If you can’t find Italian flavored seitan, you could make this seitan rigatoni by using plain seitan and increase the amount of garlic, plus add some Italian seasoning–some combination of dried basil, oregano and rosemary.
This pasta dish can be on the table in 20 minutes. Add the pasta to boiling water at the same time you start simmering the seitan and garlic, and you are on your way. I list the parmesan cheese passed at table as optional. You can make this seitan rigatoni dish a vegan recipe by skipping the cheese, or using a vegan parm cheese product. Our son, who can’t eat dairy, likes the GO Veggie! Dairy Free Grated Parmesan Topping. I’ve included a link to where you can get that on Amazon, but it’s about 1/3 the price at Whole Foods. Figured I’d put the link in just in case you had no other way of finding it.

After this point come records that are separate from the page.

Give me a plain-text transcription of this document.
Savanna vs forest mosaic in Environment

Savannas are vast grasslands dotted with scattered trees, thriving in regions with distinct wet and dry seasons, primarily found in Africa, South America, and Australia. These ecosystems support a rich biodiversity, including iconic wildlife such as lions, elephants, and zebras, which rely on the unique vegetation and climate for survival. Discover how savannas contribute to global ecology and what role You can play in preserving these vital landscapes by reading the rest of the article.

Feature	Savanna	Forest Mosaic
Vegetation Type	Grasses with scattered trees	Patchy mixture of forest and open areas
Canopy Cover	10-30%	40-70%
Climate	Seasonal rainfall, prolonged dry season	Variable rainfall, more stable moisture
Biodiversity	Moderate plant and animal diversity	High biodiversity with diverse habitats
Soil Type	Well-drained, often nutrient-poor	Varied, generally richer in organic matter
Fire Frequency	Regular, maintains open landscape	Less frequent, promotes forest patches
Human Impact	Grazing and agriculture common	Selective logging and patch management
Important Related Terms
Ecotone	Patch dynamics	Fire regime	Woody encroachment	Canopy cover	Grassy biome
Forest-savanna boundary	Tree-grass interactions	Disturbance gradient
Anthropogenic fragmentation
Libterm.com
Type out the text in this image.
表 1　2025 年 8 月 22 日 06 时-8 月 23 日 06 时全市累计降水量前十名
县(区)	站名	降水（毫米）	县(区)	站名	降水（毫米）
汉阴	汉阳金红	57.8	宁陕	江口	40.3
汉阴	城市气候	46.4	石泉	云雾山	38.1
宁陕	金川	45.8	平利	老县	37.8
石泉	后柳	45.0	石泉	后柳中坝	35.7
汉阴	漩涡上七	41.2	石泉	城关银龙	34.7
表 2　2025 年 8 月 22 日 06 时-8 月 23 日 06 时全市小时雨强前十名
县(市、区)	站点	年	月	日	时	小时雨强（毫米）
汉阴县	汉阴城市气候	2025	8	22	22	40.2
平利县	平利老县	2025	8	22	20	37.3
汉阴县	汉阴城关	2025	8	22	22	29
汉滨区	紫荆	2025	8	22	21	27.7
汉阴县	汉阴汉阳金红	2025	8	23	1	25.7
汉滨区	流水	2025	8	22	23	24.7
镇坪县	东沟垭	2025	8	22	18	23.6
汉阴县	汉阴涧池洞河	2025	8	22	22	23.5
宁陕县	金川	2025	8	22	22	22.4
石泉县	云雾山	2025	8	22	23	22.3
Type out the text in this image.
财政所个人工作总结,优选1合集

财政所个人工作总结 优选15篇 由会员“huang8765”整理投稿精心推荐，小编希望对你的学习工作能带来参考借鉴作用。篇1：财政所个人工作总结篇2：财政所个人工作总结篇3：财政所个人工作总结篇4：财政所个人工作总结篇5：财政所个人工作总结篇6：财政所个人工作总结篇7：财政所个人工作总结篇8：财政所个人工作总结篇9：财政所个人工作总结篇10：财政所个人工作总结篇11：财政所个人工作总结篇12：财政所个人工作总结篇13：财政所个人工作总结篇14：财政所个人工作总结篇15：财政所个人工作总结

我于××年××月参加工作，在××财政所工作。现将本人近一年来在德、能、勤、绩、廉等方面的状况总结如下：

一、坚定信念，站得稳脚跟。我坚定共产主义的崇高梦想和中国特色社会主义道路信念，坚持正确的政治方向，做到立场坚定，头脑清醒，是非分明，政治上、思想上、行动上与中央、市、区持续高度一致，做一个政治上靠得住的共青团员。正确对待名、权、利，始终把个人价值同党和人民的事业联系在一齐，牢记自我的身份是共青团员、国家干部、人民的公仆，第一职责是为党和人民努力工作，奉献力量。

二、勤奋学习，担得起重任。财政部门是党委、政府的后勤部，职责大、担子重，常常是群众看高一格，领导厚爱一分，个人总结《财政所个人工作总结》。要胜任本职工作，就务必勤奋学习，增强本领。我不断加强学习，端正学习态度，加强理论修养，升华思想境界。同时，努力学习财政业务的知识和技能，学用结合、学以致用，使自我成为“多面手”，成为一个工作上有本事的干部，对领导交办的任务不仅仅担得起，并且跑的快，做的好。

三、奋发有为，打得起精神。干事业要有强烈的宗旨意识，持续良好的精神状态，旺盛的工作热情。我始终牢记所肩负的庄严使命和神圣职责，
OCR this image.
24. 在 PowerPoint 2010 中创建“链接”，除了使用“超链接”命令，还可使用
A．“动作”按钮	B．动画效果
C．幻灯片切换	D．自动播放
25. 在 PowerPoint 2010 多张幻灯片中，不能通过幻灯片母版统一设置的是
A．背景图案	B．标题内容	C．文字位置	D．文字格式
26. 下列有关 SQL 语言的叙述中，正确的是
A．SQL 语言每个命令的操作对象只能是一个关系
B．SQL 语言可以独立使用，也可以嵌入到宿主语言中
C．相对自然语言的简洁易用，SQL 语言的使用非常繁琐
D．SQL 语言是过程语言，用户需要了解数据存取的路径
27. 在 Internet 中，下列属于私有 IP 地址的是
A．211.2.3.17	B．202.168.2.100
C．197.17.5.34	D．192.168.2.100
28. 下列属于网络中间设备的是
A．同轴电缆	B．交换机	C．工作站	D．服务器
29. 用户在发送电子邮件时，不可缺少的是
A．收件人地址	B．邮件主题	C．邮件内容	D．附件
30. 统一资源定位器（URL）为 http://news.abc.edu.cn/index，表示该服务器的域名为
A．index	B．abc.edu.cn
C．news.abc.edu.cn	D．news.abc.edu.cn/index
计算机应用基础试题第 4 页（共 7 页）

Wine Pairing for Seitan Rigatoni: When I made this dish most recently, I paired it with the 2015 Scalliwag Chardonnay ($17 , 13.25% ABV) from Hugh Hamilton Wines, located in McLaren Vale, Austrailia. This is a good quality chard for the price, full-bodied, lemon fruit with some stone notes. A pretty good pairing for the dish.
Though the Chard is a good wine and paired reasonably well, I recall liking the sparkling wine pairing better for this seitan rigatoni dish. We had this pasta with the Divo Spumante Extra Dry, made with Famosa grapes. I don’t have tasting notes on the wine, but recall liking it. And the Famosa grape is a special one for me, as it was the 200th wine grape varietal I documented sampling. But that is another story.
- 2 tbsp extra virgin olive oil, divided
- 1 onion
- 1 colored bell pepper
- 2 garlic cloves, minced
- 8 ozs Italian style seitan, crumbled into bite-sized pieces
- ⅓ cup vegetable broth or white wine
- handful spinach
- 8 olives, sliced
- 12 ozs rigatoni pasta
- parmesan cheese to pass at table (optional)
- Heat 1 tablespoon of the oil in a large skillet. Put a pot of water on to boil for the pasta
- Add the onions, sauté on medium for 5 minutes until they begin to soften. Add the peppers, sauté for another 3 minutes.
- Stir the garlic and seitan in with the peppers and onions. Cook for a minute, then add the broth and spinach. Simmer covered for 5 minutes. Remove cover and stir, then cover again and keep warm while the pasta finishes cooking
- After you add the garlic and seitan to the skillet, add the pasta to cook in the boiling water. Cook according to package directions. Drain, then toss with the remaining tablespoon olive oil, and the seitan mixture.
- Plate the pasta and top with a sprinkling of olives. Pass the parmesan cheese for people to add to their pasta, if desired.